In Wote, WOWASCO did not meet the 30 percent female representation required by law. WOWASCO is now encouraging and seeking out qualified women to apply for vacant board positions and lobbying the county government to consider recruiting women to its Public Service Board.

Two female WOWASCO staff were recently allowed to join the formerly all-male meter-reading team. They received on-the-job training and are now enjoying interacting with customers and learning more about the water delivery part of the business. “I like this job,” Kanini said as she drove from one house to the next in Wote Town, speaking with customers and reading meters. WOWASCO Managing Director Joseph Kuti is also pleased with the changes he is seeing. “We thought these were men’s jobs,” Kuti said. “Yet Christine performs well in her job. Her zone has the least complaints.”

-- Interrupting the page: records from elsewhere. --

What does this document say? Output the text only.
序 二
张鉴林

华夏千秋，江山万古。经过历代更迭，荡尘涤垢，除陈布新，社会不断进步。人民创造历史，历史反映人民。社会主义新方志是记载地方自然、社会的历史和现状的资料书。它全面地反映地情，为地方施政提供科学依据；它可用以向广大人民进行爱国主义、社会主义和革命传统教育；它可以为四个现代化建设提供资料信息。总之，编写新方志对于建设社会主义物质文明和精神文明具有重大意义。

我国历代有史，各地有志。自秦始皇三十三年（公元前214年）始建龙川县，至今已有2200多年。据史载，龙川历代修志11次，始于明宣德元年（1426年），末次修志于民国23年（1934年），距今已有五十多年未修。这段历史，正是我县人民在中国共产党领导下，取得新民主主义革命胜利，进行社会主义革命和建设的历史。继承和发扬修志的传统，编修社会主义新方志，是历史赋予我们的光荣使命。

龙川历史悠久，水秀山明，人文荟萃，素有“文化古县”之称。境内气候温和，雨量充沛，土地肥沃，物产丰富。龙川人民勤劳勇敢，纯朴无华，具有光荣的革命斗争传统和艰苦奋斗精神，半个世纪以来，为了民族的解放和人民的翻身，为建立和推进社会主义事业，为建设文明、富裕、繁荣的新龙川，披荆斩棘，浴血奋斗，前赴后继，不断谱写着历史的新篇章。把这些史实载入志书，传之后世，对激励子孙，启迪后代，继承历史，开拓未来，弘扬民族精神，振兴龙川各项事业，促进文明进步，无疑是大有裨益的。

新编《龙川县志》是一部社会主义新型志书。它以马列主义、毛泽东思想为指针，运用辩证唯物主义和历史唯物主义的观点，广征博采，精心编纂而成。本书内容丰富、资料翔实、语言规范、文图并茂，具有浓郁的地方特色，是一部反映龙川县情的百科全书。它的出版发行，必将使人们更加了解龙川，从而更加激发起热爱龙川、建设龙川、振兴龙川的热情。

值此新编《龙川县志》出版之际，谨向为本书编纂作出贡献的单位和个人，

Addressing Sexual Harassment

KIWASH carries out quarterly assessments of water services providers to track improvements in gender equality mainstreaming. These assessments are premised on short- and medium-term action plans developed during KIWASH trainings. As sexual harassment affects women’s dignity as well as water provider performance and utility/customer relations, sexual harassment needs to be tackled head on. KIWASH worked with the utilities to conduct 11 training sessions and develop action plans that raise awareness of what constitutes sexual harassment and how it harms people and job performance. KIWASH is now advising water companies on how to develop sexual harassment policies.

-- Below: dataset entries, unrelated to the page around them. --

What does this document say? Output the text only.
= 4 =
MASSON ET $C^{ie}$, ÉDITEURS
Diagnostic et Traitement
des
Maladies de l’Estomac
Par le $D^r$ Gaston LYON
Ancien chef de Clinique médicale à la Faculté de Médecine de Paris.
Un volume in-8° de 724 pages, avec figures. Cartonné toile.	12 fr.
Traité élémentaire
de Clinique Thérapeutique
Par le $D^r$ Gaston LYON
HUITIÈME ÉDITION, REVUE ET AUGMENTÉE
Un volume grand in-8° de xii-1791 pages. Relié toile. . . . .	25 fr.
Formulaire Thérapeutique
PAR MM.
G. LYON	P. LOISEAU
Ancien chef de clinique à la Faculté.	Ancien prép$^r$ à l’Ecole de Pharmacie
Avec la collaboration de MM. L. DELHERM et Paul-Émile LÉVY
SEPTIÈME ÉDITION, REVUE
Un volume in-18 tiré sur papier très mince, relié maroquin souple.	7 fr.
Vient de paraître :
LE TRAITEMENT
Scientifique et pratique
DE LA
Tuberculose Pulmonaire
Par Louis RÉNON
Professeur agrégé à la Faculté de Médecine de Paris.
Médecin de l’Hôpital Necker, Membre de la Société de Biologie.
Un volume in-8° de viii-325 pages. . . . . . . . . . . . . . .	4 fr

Vicky Maiyo, seated center, and women officers from the biggest water company in Kenya after gender mainstreaming training in Nairobi. Photo: USAID KIWASH.

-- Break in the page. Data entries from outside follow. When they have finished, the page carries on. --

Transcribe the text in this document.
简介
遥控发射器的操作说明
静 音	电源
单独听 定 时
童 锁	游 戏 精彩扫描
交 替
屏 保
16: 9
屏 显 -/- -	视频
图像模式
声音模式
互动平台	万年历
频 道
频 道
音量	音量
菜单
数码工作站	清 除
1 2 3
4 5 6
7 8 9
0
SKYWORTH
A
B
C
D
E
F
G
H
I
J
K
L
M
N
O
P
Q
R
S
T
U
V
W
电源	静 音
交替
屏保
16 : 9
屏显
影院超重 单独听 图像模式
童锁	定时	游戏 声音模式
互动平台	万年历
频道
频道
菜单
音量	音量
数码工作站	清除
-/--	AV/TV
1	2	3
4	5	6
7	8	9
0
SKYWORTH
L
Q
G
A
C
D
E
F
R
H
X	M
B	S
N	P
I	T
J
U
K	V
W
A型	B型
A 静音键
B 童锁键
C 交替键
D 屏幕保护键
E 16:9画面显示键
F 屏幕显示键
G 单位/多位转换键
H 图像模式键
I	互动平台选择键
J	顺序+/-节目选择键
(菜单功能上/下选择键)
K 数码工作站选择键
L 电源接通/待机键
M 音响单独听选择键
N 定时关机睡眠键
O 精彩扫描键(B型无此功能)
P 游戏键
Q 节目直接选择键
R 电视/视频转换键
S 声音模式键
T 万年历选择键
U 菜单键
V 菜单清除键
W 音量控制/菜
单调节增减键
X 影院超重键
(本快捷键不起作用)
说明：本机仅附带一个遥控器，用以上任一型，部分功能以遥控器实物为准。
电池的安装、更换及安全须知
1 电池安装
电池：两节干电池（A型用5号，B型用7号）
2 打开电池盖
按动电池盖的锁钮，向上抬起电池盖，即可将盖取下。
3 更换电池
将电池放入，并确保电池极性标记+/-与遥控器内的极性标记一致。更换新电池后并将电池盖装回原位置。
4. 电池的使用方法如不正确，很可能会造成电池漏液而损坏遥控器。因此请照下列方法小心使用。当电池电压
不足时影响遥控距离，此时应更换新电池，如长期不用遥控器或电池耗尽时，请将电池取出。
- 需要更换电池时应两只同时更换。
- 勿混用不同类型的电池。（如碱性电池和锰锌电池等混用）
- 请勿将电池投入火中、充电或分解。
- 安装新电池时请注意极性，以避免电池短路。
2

Reaching More Female Customers

KIWASH’s gender assessment revealed another barrier women face: 85 percent of the utilities required a title deed to apply for a water connection. In a highly patriarchal society such as Kenya, men tend to hold such deeds. As a result, many widows and single mothers—especially in poor households—are unable to apply for water connections.

With support from KIWASH, two water companies have addressed this challenge. The Kitui Water and Sanitation Company no longer requires a title deed to apply for a water connection. Since the change, the connections officer noted that most new applicants are women without title deeds; dropping this requirement has helped hundreds of households to access water. WOWASCO also changed its application requirements and now only asks for an identification card. Kuti, the managing director, is at the forefront of promoting gender equity in service provision. “Our next step is to develop a gender policy for generations to come, so that the changes we are making last forever,” Kuti said.

Tailoring some of its key communications to women has also led to increased engagement from female customers. Maiyo recollects how NCWSC did not have a direct gender policy for customer outreach. “The company used to hold joint community meetings with men and women during feasibility studies,” Maiyo said. “Men would dominate the meetings. However, we have learned that in some communities it is better to hold separate meetings for men and women. As a result, women express themselves freely and this is a good step for the company as we obtain inclusive feedback from the community.”


Demonstration garden in Kisumu County where local suppliers provide seed and fertilizer to showcase production of nutrient-dense, high-value crops using efficient irrigation and water management. Photo: USAID KIWASH.

Removing Barriers, Strengthening Society

Gender equality is a fundamental human right but also necessary to fuel a prosperous and sustainable economic future in Kenya. With KIWASH support, Kenya’s water utility sector is increasing gender equity, providing more and better job opportunities for women, improving the workplace environment, and increasing access to water services for thousands of women.

Leaving the office to conduct field work, Kanini smiled and reflected on the opportunities now available to her. “My future at this company is bright; I have hope that I can be promoted to another position in the office,” she said. “Thanks to KIWASH, I have more opportunity and flexibility to organize my work, and my life will be better because of it.”